The diagnosis of pancreatic carcinosarcoma has a lot of difficulties and may involve ultrasonography, CT, and MRI, as well as ultrasound-guided fine-needle. Preoperative imaging such as CT and MRI may help to diagnose the nature of the tumor. Carcinosarcoma on radiographs often revealed well-defined cystic density shadows with hemorrhage or necrotic foci (17). Some scholars support the use of ultrasound-guided fine-needle biopsy for clarifying the nature of the tumor; this technology has been questioned for its safety due to its uncertain role in tumor spread (18). The final diagnosis depends on pathological examination, which may reveal biphasic neoplasm with both malignant epithelial and mesenchymal components by immunohistochemical analysis (19).
Surgical resection is the first choice for clinical treatment of pancreatic carcinosarcoma, especially for early-stage lesions without metastasis. Radiotherapy and chemotherapy may have some adjuvant therapeutic significance for patients with unresectable metastatic lesions. Ren et al. (20) reported a Chinese male who underwent surgical resection of the tumor after the diagnosis of pancreatic carcinosarcoma. Seven months after surgery, the patient received intravenous chemotherapy (gemcitabine, oxaliplatin, and fluorulureside). The patient had no tumor recurrence or metastasis at three years after surgery. Zhu et al. (14) reported a 53-year-old woman who received surgery of pancreatoduodenectomy; then, she received five cycles of chemotherapy. In the end, she has remained free of recurrence for 20 months. The case we reported was also treated with gemcitabine adjuvant therapy and had a tumor-free survival for 15 months. Therefore, we believe that it is recommended to give postoperative adjuvant chemotherapy for the disease. Systemic chemotherapy is suited for patients who are after surgery and with distant metastasis or contraindication to surgery. Chemotherapy also is an important secondary option for pancreatic carcinosarcoma. However, till now, there is no standard chemotherapy protocol developed (4).

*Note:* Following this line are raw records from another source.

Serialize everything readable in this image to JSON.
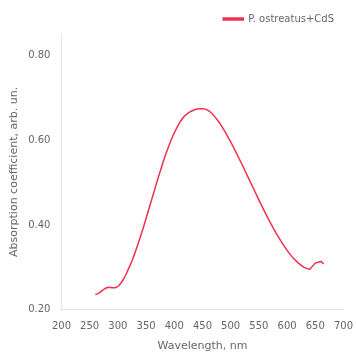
{
  "chart_data": {
    "type": "line",
    "xlabel": "Wavelength, nm",
    "ylabel": "Absorption coefficient, arb. un.",
    "x": [
      260,
      265,
      270,
      275,
      280,
      285,
      290,
      295,
      300,
      305,
      310,
      315,
      320,
      325,
      330,
      335,
      340,
      345,
      350,
      355,
      360,
      365,
      370,
      375,
      380,
      385,
      390,
      395,
      400,
      405,
      410,
      415,
      420,
      425,
      430,
      435,
      440,
      445,
      450,
      455,
      460,
      465,
      470,
      475,
      480,
      490,
      500,
      510,
      520,
      530,
      540,
      550,
      560,
      570,
      580,
      590,
      600,
      610,
      620,
      630,
      640,
      650,
      660,
      665
    ],
    "series": [
      {
        "name": "P. ostreatus+CdS",
        "color": "#f03050",
        "values": [
          0.236,
          0.238,
          0.243,
          0.248,
          0.252,
          0.253,
          0.252,
          0.252,
          0.255,
          0.262,
          0.272,
          0.285,
          0.3,
          0.315,
          0.333,
          0.352,
          0.372,
          0.393,
          0.415,
          0.438,
          0.46,
          0.482,
          0.505,
          0.526,
          0.547,
          0.567,
          0.585,
          0.602,
          0.617,
          0.63,
          0.642,
          0.652,
          0.659,
          0.664,
          0.668,
          0.671,
          0.673,
          0.674,
          0.674,
          0.673,
          0.67,
          0.665,
          0.658,
          0.65,
          0.641,
          0.62,
          0.596,
          0.57,
          0.543,
          0.515,
          0.487,
          0.459,
          0.432,
          0.406,
          0.382,
          0.36,
          0.34,
          0.323,
          0.31,
          0.3,
          0.295,
          0.31,
          0.314,
          0.308
        ]
      }
    ],
    "xlim": [
      200,
      700
    ],
    "ylim": [
      0.2,
      0.85
    ],
    "xticks": [
      200,
      250,
      300,
      350,
      400,
      450,
      500,
      550,
      600,
      650,
      700
    ],
    "yticks": [
      {
        "value": 0.2,
        "label": "0.20"
      },
      {
        "value": 0.4,
        "label": "0.40"
      },
      {
        "value": 0.6,
        "label": "0.60"
      },
      {
        "value": 0.8,
        "label": "0.80"
      }
    ],
    "grid": false,
    "legend": "upper right"
  }
}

Pancreatic carcinosarcoma has two components of epithelioid composition and mesenchymal composition. Owing to the very low incidence of this tumor, an optimal treatment strategy has not been defined, and the prognosis is poor. Most scholars believe that surgery is the main way of treatment, and chemotherapy can delay tumor development to some extent. However, till now, there is no standard chemotherapy protocol developed. Therefore, in our clinical work, we need to improve the understanding and researching of pancreatic carcinosarcoma to strengthen the treatment of the tumor.